Bir ay önce, METRON Analiz tarafından gerçekleştirilen ve Covid 19 salgınının Kıbrıs’ın kuzeyinde yaşayanların üzerindeki etkilerini anlamaya yönelik araştırma, salgın döneminde sağlık ve ekonomi tartışmalarının gölgesinde kalan eğitimdeki aksaklıkların da yurttaşlar arasında bunlar kadar büyük bir endişeye neden olduğunu ortaya çıkardı. Ankete katılanların yüzde 92’si salgının eğitime “çok büyük ya da büyük bir tehdit oluşturduğunu” düşünüyor. Bu oran, salgının halk sağlığı üzerinde çok büyük ya da büyük bir tehdit oluşturduğunu düşünenlerin oranıyla aynı. Daha da dikkat çeken sonuç ise eğitim düzeyi düştükçe Covid 19’un eğitime çok büyük bir tehdit oluşturduğunu düşünenlerin oranının artması. Bu oran ilkokul mezunları arasında yüzde 100 olarak belirlenirken; ortaokul mezunları arasında yüzde 60, lise mezunları arasında yüzde 55,8, üniversite mezunları arasında yüzde 55,6, lisansüstü eğitim alanlar arasında yüzde 49,5 ve doktoralılar arasında yüzde 36,4 olarak saptandı. Merkezle kırsal arasında da benzer bir ilişki var: Eğitimde yaşanan aksaklıkların çok büyük bir tehdit oluşturduğunu düşünenlerin oranı kırsal bölgelerde çok daha yüksek.

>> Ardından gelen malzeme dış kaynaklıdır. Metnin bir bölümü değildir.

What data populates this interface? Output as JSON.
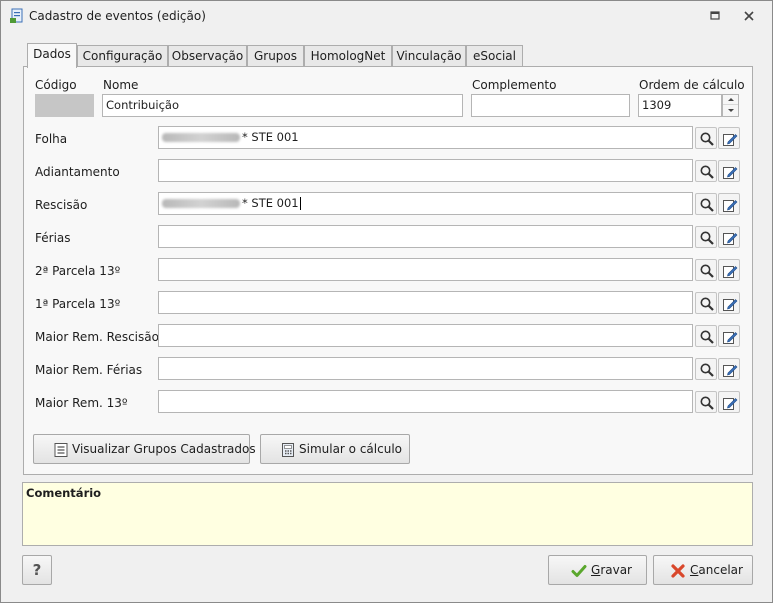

Şehir merkezlerinde yaşayan, eğitim seviyesi yüksek kişilerin eğitim konusundaki kaygılarının nispeten düşük olması aslında eğitimdeki fırsat eşitsizliğinin de belirgin bir göstergesi. Belli ki tuzu kuru olanlar kamusal eğitimde yaşanan aksaklıklardan en az etkilenenler, dolayısıyla da bundan en az kaygı duyanlarken, kırsalda oturan nispeten düşük eğitimliler bunun etkisini en fazla hissedenler. Bundan ciddi bir şekilde kaygılanmamak elde değil. Yukarıya doğru (dikey) sosyal mobilitenin hız ve kapsamının azalması sosyal adalet duygusunun zedelenmesini, gelir dağılımının bozulmasını da beraberinde getirir. Bunun sonucundaysa toplumsal huzursuzluk ortaya çıkar. Hiçbir toplumun, özellikle de küçük bir toplum olan, Kıbrıslı Türklerin böyle bir lüksü yoktur: Covid-19 salgını döneminde tek bir çocuğumuzun bile eğitim hakkından yoksun kalmasına izin vermemeliyiz. Bu konuda sorumluluk tüm yetişkinlerde ama en çok da Hükümettedir.

Bir alıntıyla bitireyim: KKTC Anayasası’nın 59. Maddesine göre, “(1) Kimse, öğrenim ve eğitim hakkından yoksun bırakılamaz. … (4) Halkın öğrenim ve eğitim gereksinimlerini sağlama Devletin başta gelen ödevlerindendir. Devlet, bu ödevini, Atatürk İlkeleri ve Devrimleri doğrultusunda, ulusal kültür ve manevi değerlerle bezenmiş bir muhteva, çağın ve teknolojinin gelişmesine, kişinin ve toplumun istek ve gereksinimlerine yanıt verecek planlı bir şekilde yerine getirir. (5) Her çocuk, kız erkek ayırımı yapılmaksızın on beş yaşına kadar zorunlu; on sekiz yaşına kadar ücretsiz öğrenim hakkına sahiptir. … (7) Devlet, maddi olanaklardan yoksun başarılı öğrencilerin, en yüksek öğrenim derecelerine kadar çıkmalarını sağlamak amacıyla burslar ve başka yollarla gerekli yardımları yapar.”